Hay tanto que contar

Ese es el título de una de las canciones de Greta y los Garbo, grupo extinto del que me confieso admirador. Y es también un titulo evocador para un post que surge de ideas tan distintas como la visión de una pequeña joya como Metrópolis, de Fritz Lang, o el fracaso de España en Eurovisión con Rosa y con el Chiqui Chiqui. No se me ocurre nada más antitético para mi gusto, pero creo que tienen puntos en común, que pueden ser de utilidad para el gestor de una pequeña empresa.

Empecemos por Metrópolis. En la película hay un pasaje en el que se narra la parábola de la Torre de Babel. Pero a diferencia de la versión que podríamos llamar bíblica, Lang cuenta la historia para que encaje en el mensaje de su película. El sueño de la Torre de Babel, que inicialmente parece algo grandioso, concebido por una mente brillante, exige ingentes sacrificios humanos, manos que lo hagan posible.

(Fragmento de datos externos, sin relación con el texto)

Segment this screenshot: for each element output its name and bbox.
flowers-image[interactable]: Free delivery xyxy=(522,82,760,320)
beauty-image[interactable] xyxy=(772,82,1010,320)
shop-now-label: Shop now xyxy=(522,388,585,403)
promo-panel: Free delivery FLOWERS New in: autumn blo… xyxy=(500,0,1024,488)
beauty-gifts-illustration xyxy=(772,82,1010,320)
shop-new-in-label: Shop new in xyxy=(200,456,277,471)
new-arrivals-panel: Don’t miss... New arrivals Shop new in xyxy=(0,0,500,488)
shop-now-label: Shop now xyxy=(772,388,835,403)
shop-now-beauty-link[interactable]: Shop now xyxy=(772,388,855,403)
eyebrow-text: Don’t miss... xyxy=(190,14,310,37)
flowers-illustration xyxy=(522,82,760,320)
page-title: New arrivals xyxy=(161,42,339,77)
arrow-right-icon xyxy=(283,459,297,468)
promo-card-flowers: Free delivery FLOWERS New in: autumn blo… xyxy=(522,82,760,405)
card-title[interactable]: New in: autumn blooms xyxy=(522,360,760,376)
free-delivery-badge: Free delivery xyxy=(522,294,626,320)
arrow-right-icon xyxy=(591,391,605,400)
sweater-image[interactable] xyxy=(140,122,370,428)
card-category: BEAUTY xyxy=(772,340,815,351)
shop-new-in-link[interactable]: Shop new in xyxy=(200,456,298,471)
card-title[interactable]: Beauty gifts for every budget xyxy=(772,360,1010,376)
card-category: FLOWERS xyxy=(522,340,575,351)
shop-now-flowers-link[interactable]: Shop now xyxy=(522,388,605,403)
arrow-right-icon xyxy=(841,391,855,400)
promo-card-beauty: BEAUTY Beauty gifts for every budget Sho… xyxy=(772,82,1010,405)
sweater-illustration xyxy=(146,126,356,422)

Y el fracaso de Babel se da cuando ese cerebro, no quiere o no puede comunicar a esas manos la importancia de su tarea. Como dice en un momento el film, las manos que construyeron la Torre no saben nada del sueño de la mente que la concibió.

Algo similar pasa con el producto (con el permiso de Risto) Rosa y con el producto Rodolfo que enviamos a Eurovisión. ¿Por qué arrasaron en España y sin embargo, a pesar de lo que algunos piensen, fracasaron en Eurovisión? En mi opinión es sencillo. Ambos productos, más allá de los méritos artísticos de unos y otros, nos vendieron una historia. En el caso de Rosa, la de la superación personal. En el caso de Chiquilicuatre la del desafío contra la caspa, la de demoler algo en lo que no se cree. Y toda esa historia nos la fueron contando a través de shows, de los procesos de votación, de los debates en los periódicos, en internet, durante días, semanas. Eso es lo que atraía (a algunos) de Rosa o del Chiquilicuatre. Y nada de eso se le contó a los europeos, y si se hizo, no del mismo modo que a los españoles. Luego, evidentemente, fueron incapaces de entender de que iba todo, de enontrarle la gracia o la ternura, y de subirse al carro.

Acusaba Karl Marx al sistema capitalista de alienante. Venía a decir que el obrero que apretaba una tuerca estaba muy lejos del viejo artesano. Que era incapaz de ver en que se convertía su trabajo, de implicarse y de proyectarse en él. Que era un engranaje más. Y aunque el marxismo me quede tan lejos como Eurovisión, he de reconocer que tiene un poso de razón en muchos casos, en muchas empresas.

Y aquí va mi consejo. Las ideas, los conceptos, son poderosas herramientas. Los símbolos, las palabras mueven a la gente. No podemos esperar que nuestros colaboradores, que la gente que trabaja con nosotros adivine lo que pensamos. Debemos comunicarles, compartir con ellos nuestros sueño, nuestros anhelos, lo que hace que aportemos por un proyecto, por la empresa. Y esa misma filosofía la debemos trasladar también a nuestros clientes, que no compren sólo un producto, un servicio, intercambiable, fungible. Que compren nuestro sueño y que se lo vendan a otros, que ese es imposible que lo tenga la competencia.